- Education: Duke University;
- Scientific career
- Institutions: CSIRO

= Anita Hill (researcher) =

Australian researcher in materials and process engineering

Anita J. Hill is an Australian researcher in materials and process engineering. She is a former Chief Scientist of the Commonwealth Scientific and Industrial Research Organisation (CSIRO), and the current Executive Director of Future Industries at CSIRO. Her research focuses on the transport of atoms, ions and small molecules in condensed matter, notably using positron annihilation spectroscopy.

== Education and career ==
Hill obtained her PhD in Mechanical Engineering and Materials Science from Duke University, USA. She began her academic career as a lecturer at Monash University. She joined CSIRO in 1996. In 2008, Hill accepted the position of Chief Research Scientist and Office of the Chief Executive Science Leader at CSIRO. In 2014 and 2015, she served twice as Acting Chief Scientist during transitional periods, then as Chief Scientist from February 2017 to September 2018. She was succeeded in this role by Cathy Foley. She is currently Executive Director of Future Industries at CSIRO, a sector consisting of over 1500 researchers across 25 sites in Australia and overseas.

== Research ==
Her work focuses on the transport of atoms, ions and small molecules through solids. Her work makes particular use of positron annihilation spectroscopy as a tool to measure the distribution of free volume elements in soft materials such as polymer films.

== Awards and recognition ==
Hill has received several professional awards and honours, including:

- Adjunct Fellow, Monash University School of Chemistry, 2010
- Australian Research Council College of Experts, 2009
- Guest Editor, International Journal of Nanotechnology, 2008
- Fellow, Academy of Technological Sciences and Engineering, 2008
- CSIRO Medals for Research Achievement, 2004 and 2002.
- Fellow of the Royal Australian Chemical Institute (RACI)
- Fellow of the Australian Academy of Science.

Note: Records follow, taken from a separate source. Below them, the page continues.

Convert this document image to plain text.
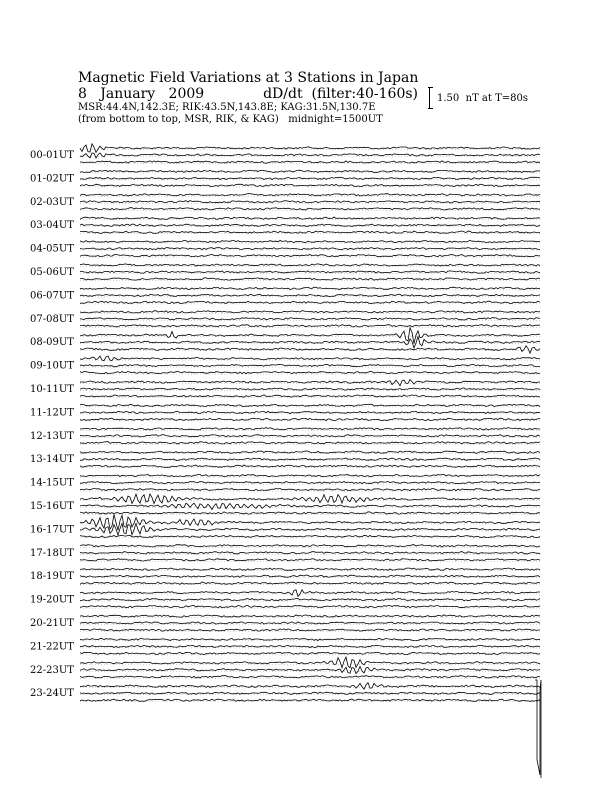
Magnetic Field Variations at 3 Stations in Japan
8   January   2009	dD/dt  (filter:40-160s)
MSR:44.4N,142.3E; RIK:43.5N,143.8E; KAG:31.5N,130.7E
(from bottom to top, MSR, RIK, & KAG)   midnight=1500UT
1.50  nT at T=80s
00-01UT
01-02UT
02-03UT
03-04UT
04-05UT
05-06UT
06-07UT
07-08UT
08-09UT
09-10UT
10-11UT
11-12UT
12-13UT
13-14UT
14-15UT
15-16UT
16-17UT
17-18UT
18-19UT
19-20UT
20-21UT
21-22UT
22-23UT
23-24UT
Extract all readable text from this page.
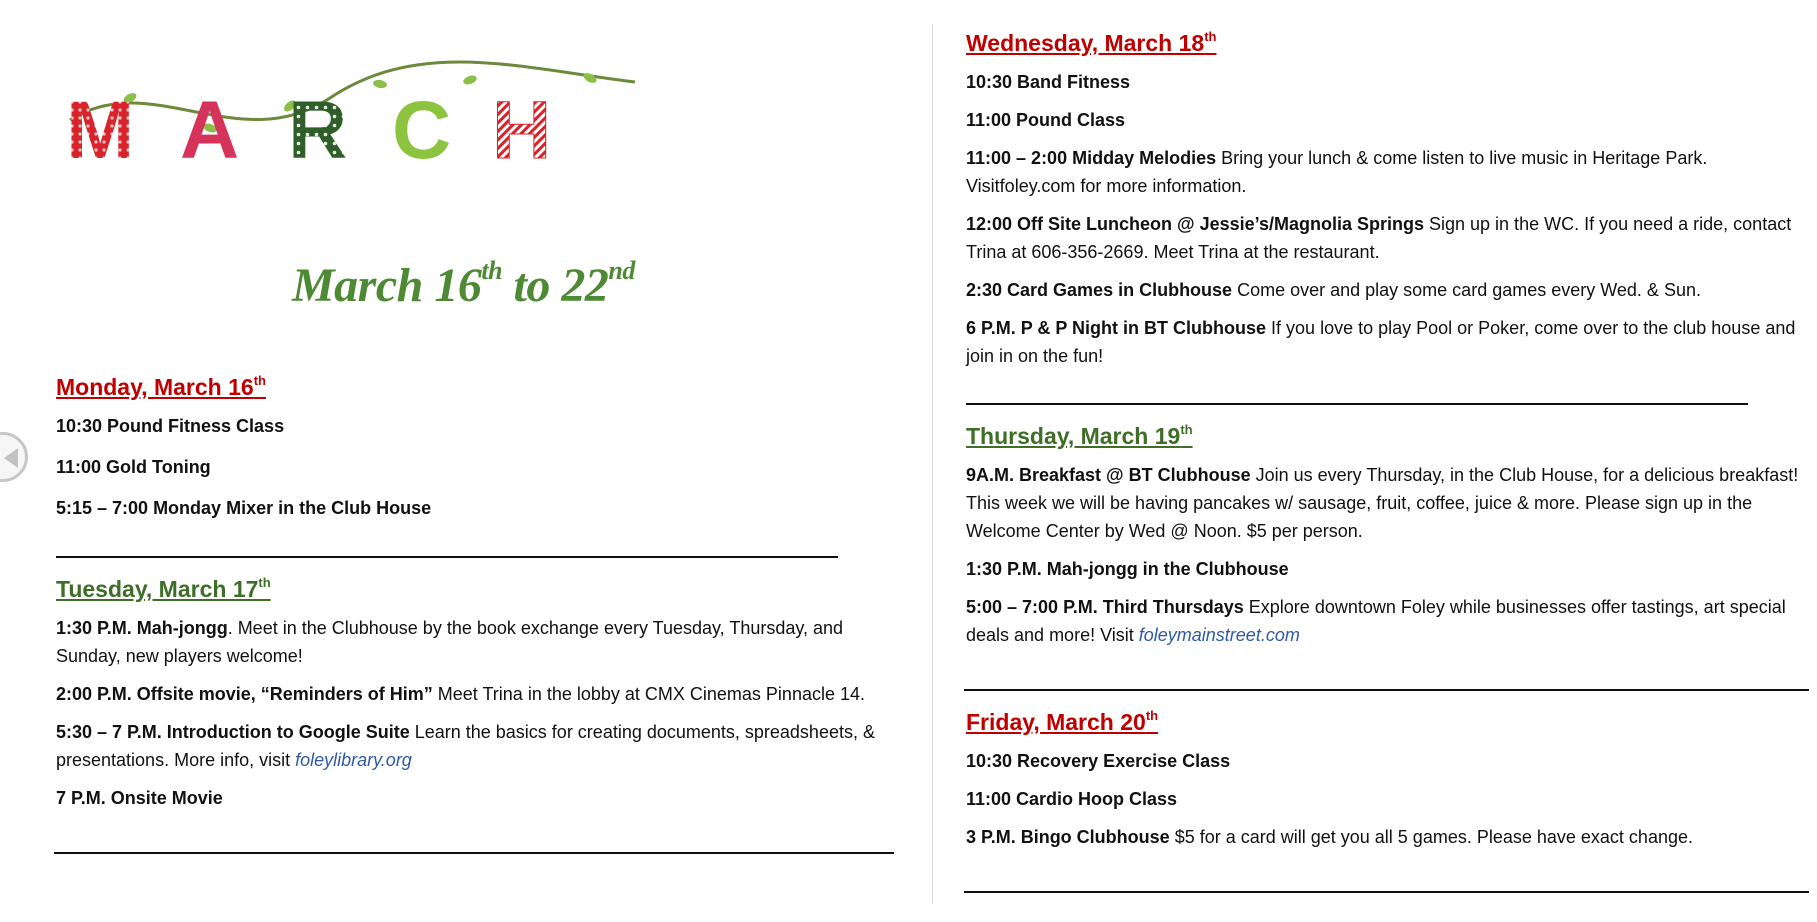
M A R C H
March 16th to 22nd
Monday, March 16th
10:30 Pound Fitness Class
11:00 Gold Toning
5:15 – 7:00 Monday Mixer in the Club House
Tuesday, March 17th
1:30 P.M. Mah-jongg. Meet in the Clubhouse by the book exchange every Tuesday, Thursday, and Sunday, new players welcome!
2:00 P.M. Offsite movie, “Reminders of Him” Meet Trina in the lobby at CMX Cinemas Pinnacle 14.
5:30 – 7 P.M. Introduction to Google Suite Learn the basics for creating documents, spreadsheets, & presentations. More info, visit foleylibrary.org
7 P.M. Onsite Movie
Wednesday, March 18th
10:30 Band Fitness
11:00 Pound Class
11:00 – 2:00 Midday Melodies Bring your lunch & come listen to live music in Heritage Park. Visitfoley.com for more information.
12:00 Off Site Luncheon @ Jessie’s/Magnolia Springs Sign up in the WC. If you need a ride, contact Trina at 606-356-2669. Meet Trina at the restaurant.
2:30 Card Games in Clubhouse Come over and play some card games every Wed. & Sun.
6 P.M. P & P Night in BT Clubhouse If you love to play Pool or Poker, come over to the club house and join in on the fun!
Thursday, March 19th
9A.M. Breakfast @ BT Clubhouse Join us every Thursday, in the Club House, for a delicious breakfast! This week we will be having pancakes w/ sausage, fruit, coffee, juice & more. Please sign up in the Welcome Center by Wed @ Noon. $5 per person.
1:30 P.M. Mah-jongg in the Clubhouse
5:00 – 7:00 P.M. Third Thursdays Explore downtown Foley while businesses offer tastings, art special deals and more! Visit foleymainstreet.com
Friday, March 20th
10:30 Recovery Exercise Class
11:00 Cardio Hoop Class
3 P.M. Bingo Clubhouse $5 for a card will get you all 5 games. Please have exact change.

She is a current member of the Advisory Boards of the Australian Institute for Bioengineering and Nanotechnology (AIBN University of Queensland), Australian Centre of Excellence in Electromaterials Science (ACES University of Wollongong), Chair of the Science Advisory Board of The Australian Synchrotron, Swinburne Industry Research Board, Industry Advisory Board of the School of Information Technology and Electrical Engineering (ITEE University of Queensland), and Journal of Polymer Science: Polymer Physics (editorial board). She is a former member of Advisory Boards for the Victorian Centre for Sustainable Chemical Manufacturing (VCSCM), the Australian eHealth Research Centre (AeHRC), the National Centre of Excellence in Desalination Australia (NCEDA), and the Institute for Frontier Materials (Deakin University).